Others remained in Tamar Park flanking the Legislative Council, where they sat in temperatures of up to 30oC, listening to lectures by sympathetic academics in the middle of a week-long class boycott.
Beijing last month rejected demands for people to freely choose the territory’s next leader in 2017, insisting that candidates have to be pre-screened, prompting threats from pro-democracy activists to shut down Central business district.
Photo: Reuters
Hong Kong Chief Executive Leung Chun-ying (梁振英) declined to discuss the students’ demands with them on Tuesday, prompting Federation of Students leader Alex Chow (周永康) to set a 48-hour deadline, saying the students would surround and paralyze key government buildings if he did not face them.
“We must fight back, democracy now,” student leader Lester Shum (岑敖暉) shouted yesterday. “Hong Kong is my home ground, [Beijing] is not representing me.”
About two dozen police stood guard outside Leung’s offices, where barriers were in place.
“We urge all Hong Kong residents to join us for the Oct. 1 banquet and peacefully Occupy Central,” said Lau Ka-yee (劉家儀), a member of a women’s association and a spokeswoman for the Liu Xia Concern Group, who joined the student march, referring to China’s National Day holiday.
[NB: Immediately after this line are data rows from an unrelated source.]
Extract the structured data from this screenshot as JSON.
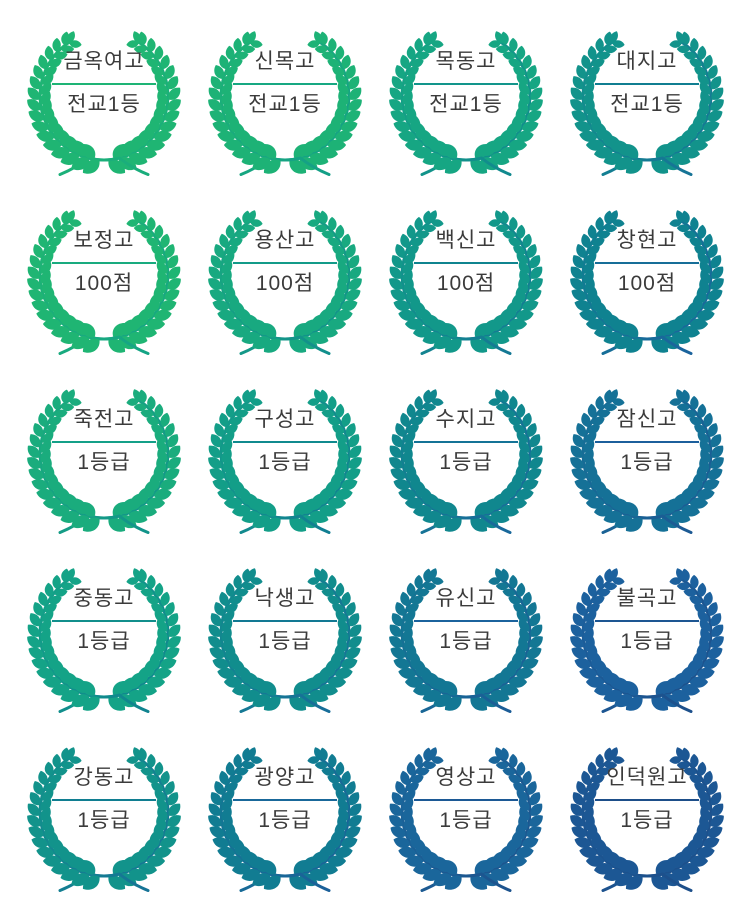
{
  "page": {
    "background": "#ffffff"
  },
  "palette": {
    "text_color": "#3b3b3b",
    "gradient_ramp": [
      {
        "t": 0.0,
        "color": "#1fb573"
      },
      {
        "t": 0.25,
        "color": "#14a387"
      },
      {
        "t": 0.5,
        "color": "#0f8190"
      },
      {
        "t": 0.75,
        "color": "#1c609e"
      },
      {
        "t": 1.0,
        "color": "#1d4e89"
      }
    ]
  },
  "grid": {
    "columns": 4,
    "rows": 5
  },
  "badges": [
    {
      "school": "금옥여고",
      "award": "전교1등"
    },
    {
      "school": "신목고",
      "award": "전교1등"
    },
    {
      "school": "목동고",
      "award": "전교1등"
    },
    {
      "school": "대지고",
      "award": "전교1등"
    },
    {
      "school": "보정고",
      "award": "100점"
    },
    {
      "school": "용산고",
      "award": "100점"
    },
    {
      "school": "백신고",
      "award": "100점"
    },
    {
      "school": "창현고",
      "award": "100점"
    },
    {
      "school": "죽전고",
      "award": "1등급"
    },
    {
      "school": "구성고",
      "award": "1등급"
    },
    {
      "school": "수지고",
      "award": "1등급"
    },
    {
      "school": "잠신고",
      "award": "1등급"
    },
    {
      "school": "중동고",
      "award": "1등급"
    },
    {
      "school": "낙생고",
      "award": "1등급"
    },
    {
      "school": "유신고",
      "award": "1등급"
    },
    {
      "school": "불곡고",
      "award": "1등급"
    },
    {
      "school": "강동고",
      "award": "1등급"
    },
    {
      "school": "광양고",
      "award": "1등급"
    },
    {
      "school": "영상고",
      "award": "1등급"
    },
    {
      "school": "인덕원고",
      "award": "1등급"
    }
  ]
}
“Hong Kong is my place,” she said. “Democracy is in my hands.”
Occupy co-founder Benny Tai (戴耀廷), an associate professor of law at the University of Hong Kong, hinted earlier this week that the takeover of Central could begin on Wednesday next week, when much of the district will be empty.
“While others are celebrating the big day of the country, we will set up a grand banquet in Central to fight for Hong Kong’s democracy,” he wrote in the Apple Daily, a comment that local media widely tipped as a reference to next Wednesday.
The former British colony’s relationship with Beijing has become increasingly fraught in recent months as activists push for freedoms they believe are theirs under the “one country, two systems” formula.
Confidence in Beijing’s “one country, two systems” is at the lowest it has been since the University of Hong Kong’s public opinion program began tracking the issue in 1993, it said in a survey released on Tuesday.
More than half, or 56 percent, of the 1,000 people in Hong Kong surveyed by telephone this month said they had “no confidence” in the system.